电气化的趋势推动了对改进的软磁材料的需求,这些材料可以在前所未有的开关频率和功率水平组合下工作,以及高功率密度但极高效的工程组件。 这些趋势也为美国国内创造了重大的新经济机遇,包括电动汽车、混合动力飞机和分布式可再生能源发电等。 拟议的电力和能源发展先进磁性中心(AMPED)的主要重点将是高功率磁性的关键领域,以及与该应用类别中已建立和新兴电机拓扑和设计的接口优化。 作为一个国家和经济体,成功应对挑战并利用这些机会需要跨学科的技能,包括材料科学,应用物理和电气工程,以及组件(电机,变压器,电感器等)最终用户之间的合作。以及材料和制造业。 拟议的AMPED中心旨在满足未来新一代跨学科劳动力的需求,这些劳动力准备并渴望接受电气化和电力转换技术增长所带来的新挑战。

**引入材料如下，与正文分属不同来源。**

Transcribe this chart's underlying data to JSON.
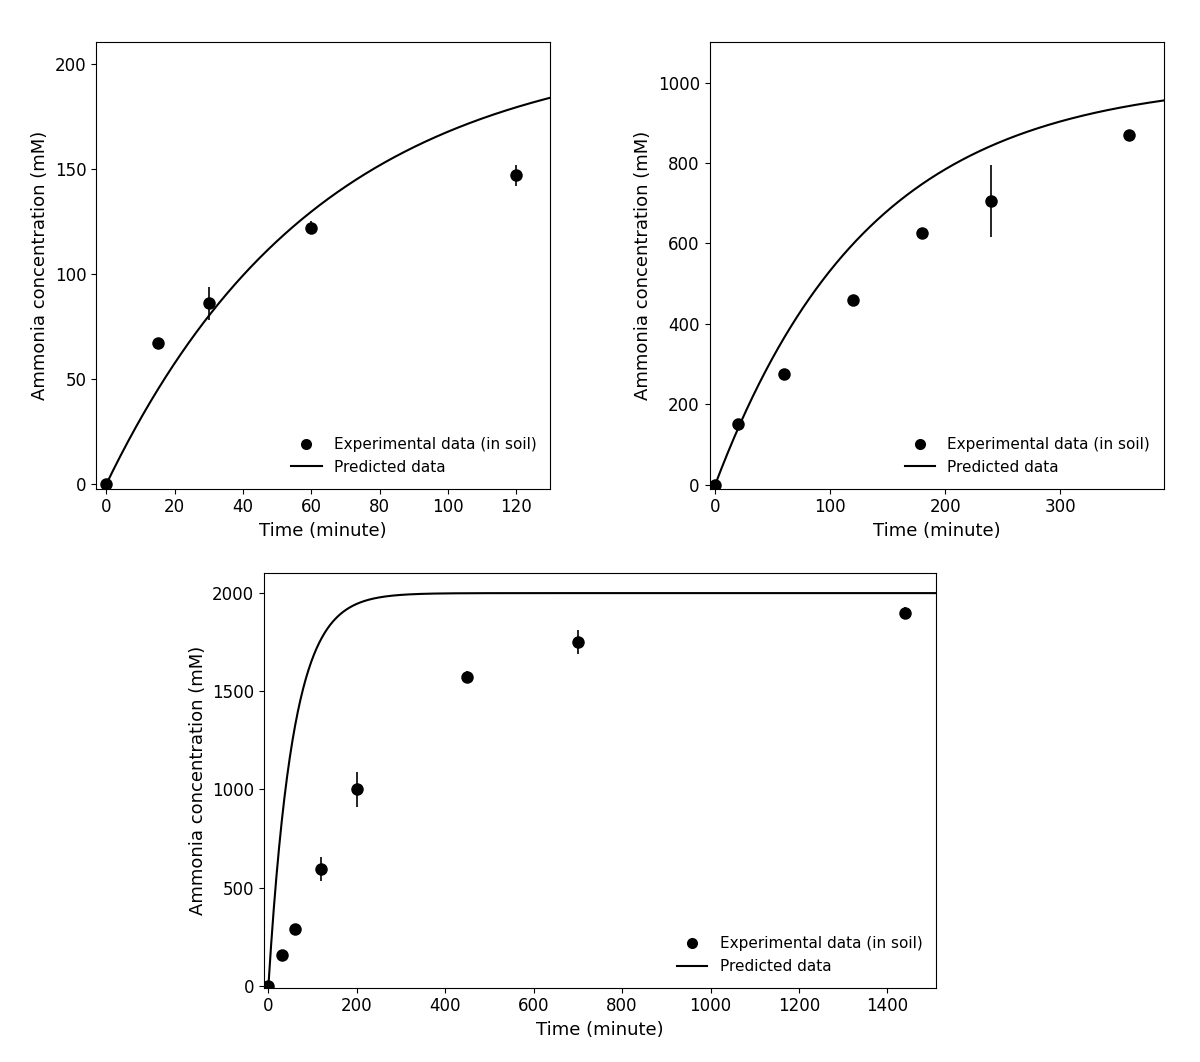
{
  "plot1": {
    "exp_x": [
      0,
      15,
      30,
      60,
      120
    ],
    "exp_y": [
      0,
      67,
      86,
      122,
      147
    ],
    "exp_yerr": [
      0,
      0,
      8,
      3,
      5
    ],
    "curve_params": {
      "A": 210,
      "k": 0.016
    },
    "xlim": [
      -3,
      130
    ],
    "ylim": [
      -2,
      210
    ],
    "xticks": [
      0,
      20,
      40,
      60,
      80,
      100,
      120
    ],
    "yticks": [
      0,
      50,
      100,
      150,
      200
    ],
    "xlabel": "Time (minute)",
    "ylabel": "Ammonia concentration (mM)"
  },
  "plot2": {
    "exp_x": [
      0,
      20,
      60,
      120,
      180,
      240,
      360
    ],
    "exp_y": [
      0,
      150,
      275,
      460,
      625,
      705,
      870
    ],
    "exp_yerr": [
      0,
      0,
      0,
      0,
      0,
      90,
      0
    ],
    "curve_params": {
      "A": 1010,
      "k": 0.0075
    },
    "xlim": [
      -5,
      390
    ],
    "ylim": [
      -10,
      1100
    ],
    "xticks": [
      0,
      100,
      200,
      300
    ],
    "yticks": [
      0,
      200,
      400,
      600,
      800,
      1000
    ],
    "xlabel": "Time (minute)",
    "ylabel": "Ammonia concentration (mM)"
  },
  "plot3": {
    "exp_x": [
      0,
      30,
      60,
      120,
      200,
      450,
      700,
      1440
    ],
    "exp_y": [
      0,
      155,
      290,
      595,
      1000,
      1575,
      1750,
      1900
    ],
    "exp_yerr": [
      0,
      0,
      0,
      60,
      90,
      30,
      60,
      30
    ],
    "curve_params": {
      "A": 2000,
      "k": 0.018
    },
    "xlim": [
      -10,
      1510
    ],
    "ylim": [
      -10,
      2100
    ],
    "xticks": [
      0,
      200,
      400,
      600,
      800,
      1000,
      1200,
      1400
    ],
    "yticks": [
      0,
      500,
      1000,
      1500,
      2000
    ],
    "xlabel": "Time (minute)",
    "ylabel": "Ammonia concentration (mM)"
  },
  "legend_label_exp": "Experimental data (in soil)",
  "legend_label_pred": "Predicted data",
  "marker_color": "#000000",
  "line_color": "#000000",
  "bg_color": "#ffffff",
  "tick_fontsize": 12,
  "label_fontsize": 13,
  "legend_fontsize": 11,
  "marker_size": 9,
  "line_width": 1.5
}
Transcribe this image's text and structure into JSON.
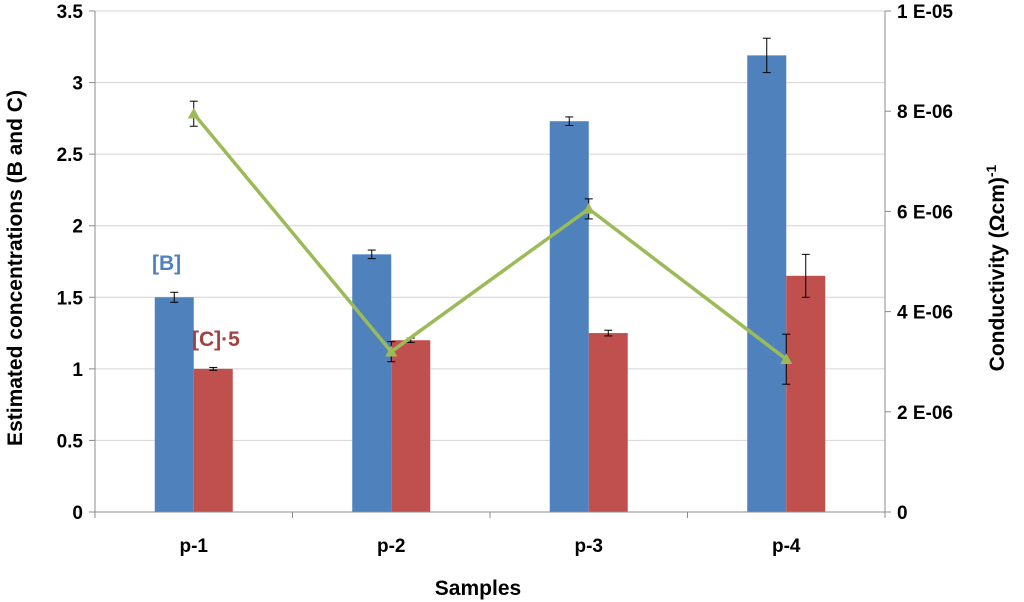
{
  "chart_data": {
    "type": "bar",
    "categories": [
      "p-1",
      "p-2",
      "p-3",
      "p-4"
    ],
    "xlabel": "Samples",
    "ylabel": "Estimated concentrations (B and C)",
    "y2label_main": "Conductivity (Ωcm)",
    "y2label_sup": "-1",
    "ylim": [
      0,
      3.5
    ],
    "y2lim": [
      0,
      1e-05
    ],
    "yticks": [
      "0",
      "0.5",
      "1",
      "1.5",
      "2",
      "2.5",
      "3",
      "3.5"
    ],
    "y2ticks": [
      "0",
      "2 E-06",
      "4 E-06",
      "6 E-06",
      "8 E-06",
      "1 E-05"
    ],
    "grid": true,
    "series": [
      {
        "name": "[B]",
        "axis": "left",
        "kind": "bar",
        "color": "#4F81BD",
        "values": [
          1.5,
          1.8,
          2.73,
          3.19
        ],
        "errors": [
          0.035,
          0.03,
          0.03,
          0.12
        ]
      },
      {
        "name": "[C]·5",
        "axis": "left",
        "kind": "bar",
        "color": "#C0504D",
        "values": [
          1.0,
          1.2,
          1.25,
          1.65
        ],
        "errors": [
          0.01,
          0.015,
          0.02,
          0.15
        ]
      },
      {
        "name": "Conductivity",
        "axis": "right",
        "kind": "line",
        "color": "#9BBB59",
        "values": [
          7.95e-06,
          3.2e-06,
          6.05e-06,
          3.05e-06
        ],
        "errors": [
          2.5e-07,
          2e-07,
          2e-07,
          5e-07
        ]
      }
    ],
    "annotations": [
      {
        "text": "[B]",
        "color": "#4F81BD"
      },
      {
        "text": "[C]·5",
        "color": "#A5403D"
      }
    ]
  }
}
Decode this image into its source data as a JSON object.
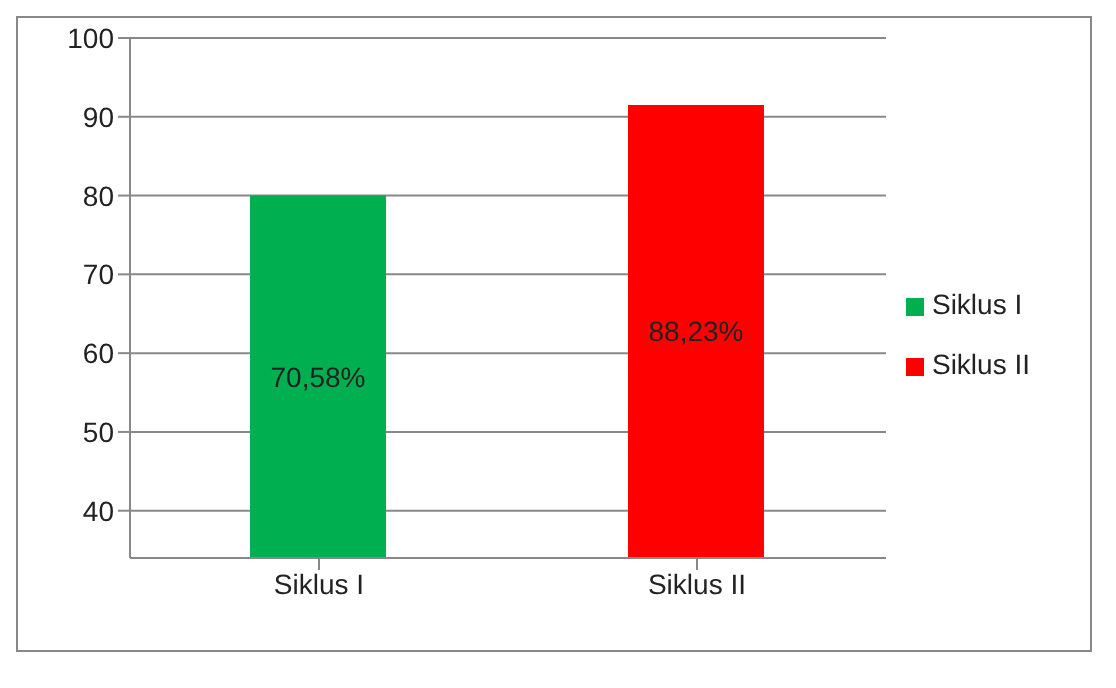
{
  "chart_data": {
    "type": "bar",
    "categories": [
      "Siklus I",
      "Siklus II"
    ],
    "series": [
      {
        "name": "Siklus I",
        "color": "#00b050",
        "values": [
          80,
          null
        ]
      },
      {
        "name": "Siklus II",
        "color": "#ff0000",
        "values": [
          null,
          91.5
        ]
      }
    ],
    "annotations": [
      "70,58%",
      "88,23%"
    ],
    "ylim": [
      34,
      100
    ],
    "yticks": [
      40,
      50,
      60,
      70,
      80,
      90,
      100
    ],
    "grid": "y",
    "legend": "right"
  }
}
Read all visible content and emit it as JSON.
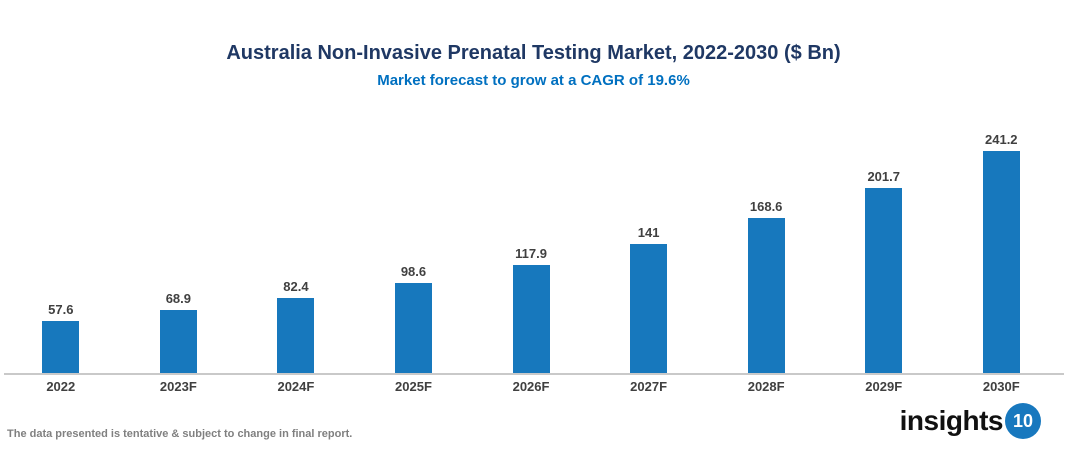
{
  "header": {
    "title": "Australia Non-Invasive Prenatal Testing Market, 2022-2030 ($ Bn)",
    "subtitle": "Market forecast to grow at a CAGR of 19.6%"
  },
  "chart_data": {
    "type": "bar",
    "title": "Australia Non-Invasive Prenatal Testing Market, 2022-2030 ($ Bn)",
    "subtitle": "Market forecast to grow at a CAGR of 19.6%",
    "cagr": "19.6%",
    "categories": [
      "2022",
      "2023F",
      "2024F",
      "2025F",
      "2026F",
      "2027F",
      "2028F",
      "2029F",
      "2030F"
    ],
    "values": [
      57.6,
      68.9,
      82.4,
      98.6,
      117.9,
      141,
      168.6,
      201.7,
      241.2
    ],
    "value_labels": [
      "57.6",
      "68.9",
      "82.4",
      "98.6",
      "117.9",
      "141",
      "168.6",
      "201.7",
      "241.2"
    ],
    "xlabel": "",
    "ylabel": "",
    "ylim": [
      0,
      250
    ],
    "grid": false,
    "legend": "none",
    "bar_color": "#1778bd",
    "value_label_position": "above-bar"
  },
  "footer": {
    "disclaimer": "The data presented is tentative & subject to change in final report.",
    "logo_text": "insights",
    "logo_number": "10"
  },
  "colors": {
    "title": "#1f3864",
    "subtitle": "#0070c0",
    "bar": "#1778bd",
    "labels": "#404040",
    "axis_line": "#c9c9c9",
    "disclaimer": "#808080",
    "logo_text": "#111111",
    "logo_circle": "#1878be"
  }
}
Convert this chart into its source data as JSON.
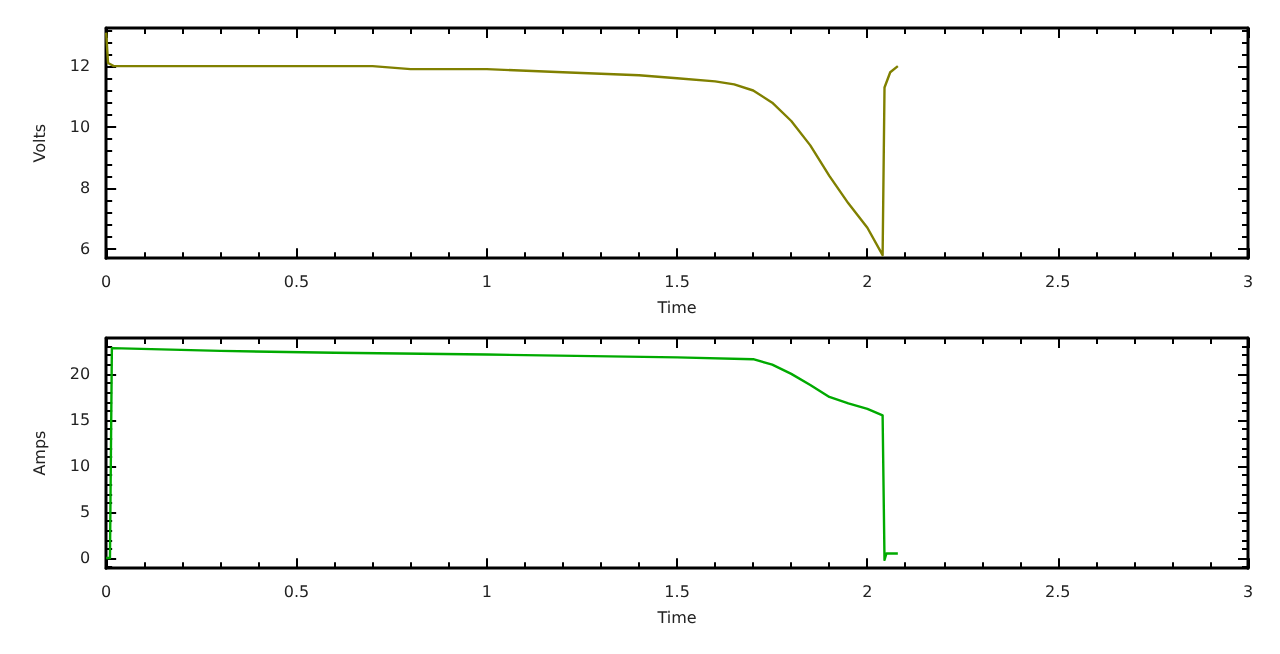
{
  "chart_data": [
    {
      "type": "line",
      "xlabel": "Time",
      "ylabel": "Volts",
      "xlim": [
        0,
        3
      ],
      "xticks": [
        0,
        0.5,
        1,
        1.5,
        2,
        2.5,
        3
      ],
      "ylim": [
        5.7,
        13.25
      ],
      "yticks": [
        6,
        8,
        10,
        12
      ],
      "marker": "none",
      "line_style": "solid",
      "x": [
        0,
        0.005,
        0.02,
        0.2,
        0.7,
        0.8,
        1.0,
        1.2,
        1.4,
        1.5,
        1.6,
        1.65,
        1.7,
        1.75,
        1.8,
        1.85,
        1.9,
        1.95,
        2.0,
        2.04,
        2.045,
        2.06,
        2.08
      ],
      "series": [
        {
          "color": "#808000",
          "values": [
            13.1,
            12.1,
            12.0,
            12.0,
            12.0,
            11.9,
            11.9,
            11.8,
            11.7,
            11.6,
            11.5,
            11.4,
            11.2,
            10.8,
            10.2,
            9.4,
            8.4,
            7.5,
            6.7,
            5.8,
            11.3,
            11.8,
            12.0
          ]
        }
      ]
    },
    {
      "type": "line",
      "xlabel": "Time",
      "ylabel": "Amps",
      "xlim": [
        0,
        3
      ],
      "xticks": [
        0,
        0.5,
        1,
        1.5,
        2,
        2.5,
        3
      ],
      "ylim": [
        -1.1,
        23.9
      ],
      "yticks": [
        0,
        5,
        10,
        15,
        20
      ],
      "marker": "none",
      "line_style": "solid",
      "x": [
        0,
        0.01,
        0.015,
        0.3,
        0.6,
        1.0,
        1.5,
        1.7,
        1.75,
        1.8,
        1.85,
        1.9,
        1.95,
        2.0,
        2.04,
        2.045,
        2.05,
        2.08
      ],
      "series": [
        {
          "color": "#00aa00",
          "values": [
            0,
            0,
            22.8,
            22.5,
            22.3,
            22.1,
            21.8,
            21.6,
            21.0,
            20.0,
            18.8,
            17.5,
            16.8,
            16.2,
            15.5,
            -0.2,
            0.5,
            0.5
          ]
        }
      ]
    }
  ]
}
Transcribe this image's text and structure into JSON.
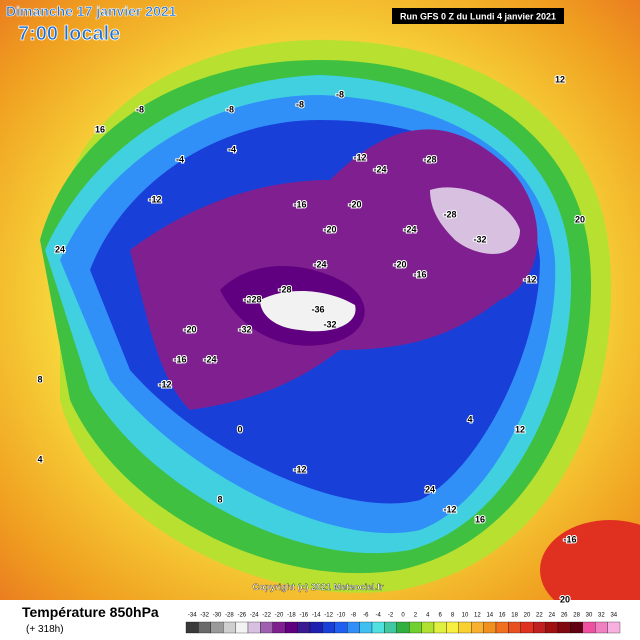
{
  "header": {
    "date": "Dimanche 17 janvier 2021",
    "time": "7:00 locale",
    "run": "Run GFS 0 Z du Lundi 4 janvier 2021"
  },
  "copyright": "Copyright (c) 2021 Meteociel.fr",
  "footer": {
    "title": "Température 850hPa",
    "lead": "(+ 318h)"
  },
  "legend": {
    "values": [
      -34,
      -32,
      -30,
      -28,
      -26,
      -24,
      -22,
      -20,
      -18,
      -16,
      -14,
      -12,
      -10,
      -8,
      -6,
      -4,
      -2,
      0,
      2,
      4,
      6,
      8,
      10,
      12,
      14,
      16,
      18,
      20,
      22,
      24,
      26,
      28,
      30,
      32,
      34
    ],
    "colors": [
      "#3a3a3a",
      "#6a6a6a",
      "#9a9a9a",
      "#cfcfcf",
      "#f2f2f2",
      "#d8c0e0",
      "#a060b0",
      "#802090",
      "#600080",
      "#3a1a90",
      "#2020b0",
      "#1840d8",
      "#2060f0",
      "#3090f8",
      "#40c0f0",
      "#50e0e0",
      "#40c8a0",
      "#30b040",
      "#70d030",
      "#b0e030",
      "#e0f040",
      "#f8f040",
      "#f8d030",
      "#f8b030",
      "#f09020",
      "#f07020",
      "#e85020",
      "#e03020",
      "#c02020",
      "#a01010",
      "#800810",
      "#600010",
      "#f050a0",
      "#f080c0",
      "#f8b0e0"
    ]
  },
  "contours": [
    -8,
    -4,
    -8,
    -8,
    -12,
    -16,
    -20,
    -24,
    -28,
    -24,
    -20,
    -28,
    -32,
    -24,
    -20,
    -16,
    -12,
    -24,
    -28,
    -32,
    -36,
    -32,
    -28,
    -24,
    -20,
    -16,
    -12,
    -12,
    -8,
    -4,
    0,
    4,
    8,
    12,
    16,
    20,
    24,
    -12,
    -12,
    -16,
    20,
    24,
    16,
    12,
    8,
    4
  ]
}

AMPED组合中的主要研究重点领域包括:(1)用于宽带隙和超宽带隙半导体的新的磁性材料和制造,(2)先进的电机设计概念,(3)用于磁性部件的新的设计和优化技术,(4)宽带隙电力电子转换器和磁性元件之间的相互作用,(5)由下一代磁性元件实现并利用下一代磁性元件的先进电力电子转换器拓扑,例如,多端口功率转换,以及(6)可调谐和可变磁性技术及其在先进功率转换方案中的应用。 计划在研究中心之间开展强有力的合作,每个机构都具有独特的能力:卡内基梅隆大学-非晶和纳米晶磁性材料与制造,北卡罗来纳州州立大学-基于宽带隙的半导体电力电子和高速电机控制与测试,匹兹堡大学-基于铁氧体的软磁材料和电磁场辅助的先进制造,组件设计策略,和磁性/电力电子接口。 匹兹堡大学将作为牵头单位,确保新兴磁性材料和制造技术与先进磁性元件设计的集成,并最终与电机集成。 更具体地说,匹兹堡大学将利用其研究能力和设施,包括:(1)新型软磁材料的设计,合成和表征;(2)先进的制造工艺,包括电磁场辅助加工和增材制造;(3)多个-先进磁性元件及其与电力电子变换器接口的基于目标优化和机器学习的设计方法和马达;(4)电力电子和电机硬件原型开发;以及(5)磁性元件、电力电子转换器、高速电机和控制器的测试和表征。 匹兹堡大学为中压电力转换研究和开发提供设施(高达15 kV,5 MVA)以及全尺寸磁性材料和组件制造,设计,该奖项反映了NSF的法定使命,并被认为值得通过使用基金会的知识价值和更广泛的影响审查进行评估来支持的搜索.
项目成果
期刊论文数量(0)
专著数量(0)
科研奖励数量(0)
会议论文数量(0)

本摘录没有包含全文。